Exit

Vi è mai capitato, passeggiando per Milano, di imbattervi in un grosso animale colorato come una chiocciola o un lupo o un delfino? Oppure forse vi è successo a Siena, a Bangkok, a Calais, a Cleveland o a Sydney. Sicuramente vi siete avvicinati, incuriositi e affascinati, per guardare da vicino di cosa si trattasse. Avete scattato delle foto e avete anche allungato una mano per toccare, guardandovi attorno furtivamente nel timore che fosse vietato.
Per un attimo i contorni convenzionali della città hanno iniziato a sfumare e nella quotidianità urbana si è aperta una finestra fiabesca, oltre lo spazio e il tempo, che vi ha fatto quasi tornare bambini, regalandovi un piacevole momento di distacco dalla vostra cornice abituale.

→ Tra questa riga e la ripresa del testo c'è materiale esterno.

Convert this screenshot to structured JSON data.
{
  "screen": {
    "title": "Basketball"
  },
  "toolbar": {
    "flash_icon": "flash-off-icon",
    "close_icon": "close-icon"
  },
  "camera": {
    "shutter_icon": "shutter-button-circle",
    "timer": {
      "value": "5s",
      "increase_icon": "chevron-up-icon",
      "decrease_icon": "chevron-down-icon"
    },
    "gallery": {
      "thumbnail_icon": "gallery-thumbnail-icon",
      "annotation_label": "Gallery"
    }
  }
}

Indubbiamente una bellissima parentesi poetica, ma tornando alla realtà alcuni si saranno chiesti: “Cosa sono queste sculture? Perché sono qui? Chi le ha fatte?” Tutti interrogativi leciti, direi. Dunque, signore e signori, è arrivato il momento di ottenere delle risposte. Se avete avuto il piacere di imbattervi in un uno di questi animali, avete avuto a che fare con una delle opere d’arte di Cracking Art.

Opere d’arte? In plastica?

Ebbene sì, Cracking Art ha scelto  di utilizzare la plastica, ponendo la raw material per eccellenza a fondamento della propria attività. Partendo dall’assioma che essa è un derivato artificiale di un prodotto naturale, il petrolio, la filosofia del gruppo mira a ripristinarne il legame con la sua matrice organica e ambientale, attraverso una rilocazione fisica ed etica atta a sdoganare l’immagine dell’oro nero nel credo collettivo. Qualcosa che di solito viene associato al brutto, all’inquinamento, all’iperconsumo del frenetico mondo occidentale contemporaneo, sublima attraverso l’arte per dare vita a qualcosa di bello, unico e significativo, ad un prodotto dignitoso che non solo non distrugge, ma anzi a sua volta ha potere creativo e rigenerativo.
L’impegno di Cracking Art non è infatti meramente ecosostenibile ma il gruppo vuole anche e soprattutto proporsi come forza motrice, tale che il processo di rigenerazione materiale, il riciclo circolare della plastica di opera in opera, diventi metafora viva di una rigenerazione artistica, proponendo, attraverso le proprie invasioni, progetti che mirino a recuperare e rivalorizzare spazi cittadini, storici complessi architettonici e istituzioni culturali.
Insomma, grazie mille Lavoisier per il tuo contributo fondamentale alla scienza, ma ormai puoi riposare in pace perché è l’arte che risponde al principio per cui “Nulla si crea, nulla si distrugge, tutto si trasforma”.

Opere d’arte? Così, lasciate per strada senza nessun controllo?

Anche in questo caso la risposta è affermativa. È importante sottolineare come per i Crackers sia indispensabile la dimensione interattiva delle loro installazioni. Le figure degli animali sono assurte a tramite prediletto per una stimolazione intellettiva ed emotiva dal momento che, creando un senso di familiarità nelle persone, le spingono al contatto e alla relazione con le sculture, innescando meccanismi che ne accrescono tanto il valore artistico quanto quello umano.
Cracking Art propone dunque un’arte realizzata partendo da un materiale comune a tutti e concepita per poter parlare a davvero tutti, senza restrizioni o preconcetti.